Meanwhile, the CW is launching “Jane the Virgin,” starring Gina Rodriguez, and Fox is set to debut “Empire,” which stars Terrance Howard, early next year.

The growing number of actors of color on television comes as Hollywood continues to struggle with casting diversity. Take the recent New York Times piece by television critic Alessandra Stanley that referred to “How to Get Away With Murder” executive producer Shonda Rhimes as an “angry black woman” and described Davis as “less classically beautiful” than Washington.

The piece was trying to make the point that Rhimes had broken the mold for the portrayal of black women in U.S. society, but its publication seemed to reinforce the idea that having actors of color in such prominent roles remains a novelty.

There are studies backing that up. The number of roles for women dipped slightly last year, and for its 2013-14 line up CBS received a “bad” grade from a watchdog group that monitors casting diversity.
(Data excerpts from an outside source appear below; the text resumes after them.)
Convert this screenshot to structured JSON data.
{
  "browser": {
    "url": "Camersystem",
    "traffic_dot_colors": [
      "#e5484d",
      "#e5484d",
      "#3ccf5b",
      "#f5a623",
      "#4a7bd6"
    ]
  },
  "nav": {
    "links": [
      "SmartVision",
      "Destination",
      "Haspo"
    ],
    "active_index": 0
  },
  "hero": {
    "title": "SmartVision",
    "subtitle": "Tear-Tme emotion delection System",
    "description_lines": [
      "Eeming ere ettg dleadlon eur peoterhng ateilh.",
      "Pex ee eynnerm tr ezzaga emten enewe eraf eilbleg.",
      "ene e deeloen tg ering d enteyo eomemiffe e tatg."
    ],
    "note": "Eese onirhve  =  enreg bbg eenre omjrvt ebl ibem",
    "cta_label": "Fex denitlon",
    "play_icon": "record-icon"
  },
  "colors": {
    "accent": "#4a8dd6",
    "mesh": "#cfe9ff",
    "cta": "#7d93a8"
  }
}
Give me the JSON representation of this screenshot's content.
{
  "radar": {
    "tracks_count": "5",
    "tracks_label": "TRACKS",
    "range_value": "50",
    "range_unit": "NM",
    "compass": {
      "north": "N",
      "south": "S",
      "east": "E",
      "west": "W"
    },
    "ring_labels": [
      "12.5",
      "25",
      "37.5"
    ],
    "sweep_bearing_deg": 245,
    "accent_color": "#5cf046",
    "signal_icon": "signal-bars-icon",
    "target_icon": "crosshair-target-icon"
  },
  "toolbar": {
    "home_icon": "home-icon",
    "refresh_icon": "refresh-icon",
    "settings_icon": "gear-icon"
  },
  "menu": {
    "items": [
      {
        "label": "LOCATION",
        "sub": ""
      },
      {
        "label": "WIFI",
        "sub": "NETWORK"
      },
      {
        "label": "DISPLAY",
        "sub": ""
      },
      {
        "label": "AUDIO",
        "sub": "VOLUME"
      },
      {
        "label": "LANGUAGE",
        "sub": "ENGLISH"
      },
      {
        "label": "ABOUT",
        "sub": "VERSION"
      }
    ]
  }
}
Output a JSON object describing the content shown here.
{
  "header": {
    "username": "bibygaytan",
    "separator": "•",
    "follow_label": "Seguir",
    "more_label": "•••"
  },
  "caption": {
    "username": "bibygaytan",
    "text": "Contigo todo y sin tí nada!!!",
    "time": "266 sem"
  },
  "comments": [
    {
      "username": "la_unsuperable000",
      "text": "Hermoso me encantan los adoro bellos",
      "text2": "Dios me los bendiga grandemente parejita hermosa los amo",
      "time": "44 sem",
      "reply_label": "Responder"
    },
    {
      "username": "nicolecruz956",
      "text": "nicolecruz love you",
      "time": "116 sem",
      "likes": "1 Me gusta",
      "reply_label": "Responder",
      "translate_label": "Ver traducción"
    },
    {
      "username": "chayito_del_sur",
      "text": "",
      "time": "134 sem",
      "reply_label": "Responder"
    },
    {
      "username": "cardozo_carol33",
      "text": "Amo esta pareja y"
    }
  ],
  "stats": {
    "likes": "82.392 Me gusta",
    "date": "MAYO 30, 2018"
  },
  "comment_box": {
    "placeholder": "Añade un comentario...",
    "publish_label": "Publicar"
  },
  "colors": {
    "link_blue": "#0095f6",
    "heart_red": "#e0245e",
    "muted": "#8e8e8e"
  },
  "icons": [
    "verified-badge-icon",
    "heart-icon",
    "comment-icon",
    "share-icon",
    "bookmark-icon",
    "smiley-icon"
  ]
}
Moreover, behind the camera, TV directors are overwhelming Caucasian, which many believe influences the actors performing on screen.

While experts say that’s begun to change, they warn television has a long way to go before it’s showcasing an array of actors representative of an American population shifting toward majority-minority demographics.

Casting directors are on the front lines of this demographic change and are pushing “in small but significant ways” to open up opportunities, said Richard Hicks, president of the Casting Society of America, an industry trade group.

“It’s an ongoing effort on our part to continually expand the playing field for actors of color,” Hicks told Backstage. “That’s why it’s cool to see Viola get her moment.”

Some TV executives are also cognizant of diversifying their casts. For instance, Paul Lee, who heads ABC, has been a “real champion” for actors of color, according to Alex Nogales, president of the National Hispanic Media Coalition, the secretariat for the National Latino Media Council (NLMC), which published the casting report.

Lee, who is English, has a different perspective than American-born TV executives, said Nogales, “because he’s an outsider, he clearly sees that television is not reflecting the way the U.S. is. I mean that people of color are 36-37 percent of the U.S. population.”

Tracy “Twinkie” Byrd, who casts BET’s “Being Mary Jane,” said she was excited to see Davis get a network lead. “There’s room for more, and we need more,” she said. “In my opinion there needs to be more black directors working, more black writers working, more people of color working behind the scenes so there will be more people of color on screen.”

When it comes to behind-the-camera personnel, there’s a statistical lop side.

A recent analysis by the DGA found that white men directed 69 percent of 3,500 episodes produced in the 2013-14 television season from some 220 scripted series. That was down from 72 percent the year before.

Other experts agree with Byrd—at least when it comes to the numbers of women on screen and behind the scenes. Martha Lauzen, who directs San Diego State University’s Center for the Study of Women in Television and Film, said it’ll take more women like Rhimes to beget more actors like Davis.

“When programs have at least one or more creator or at least one woman producer, the number of women characters increases,” Lauzen said in a recent interview.

Many networks have a diversity showcase to rectify the imbalance of talent.

While CBS was singled out by NLMC in its annual report, the network maintains a Diversity Institute and routinely sends casting executives to showcases in New York, Los Angeles, Chicago and Atlanta to scout talent. In a statement to Backstage, the network defended its casting practices.

“We are proud of our Diversity initiatives across the Network, all designed to increase diverse representation in every part of our business,” CBS said. “We value and respect our ongoing partnership with The National Latino Media Coalition and will continue to work with them closely.”

Nogales said the blame didn’t rest solely with network casting executives. “The key is the talent agencies,” he said. “I can’t tell you how many Latino actors and actors of color aren’t getting representation.”

But for those that do have influential agents, opportunities are beginning to open up. Davis, according to Hicks, “should have had her show years ago.”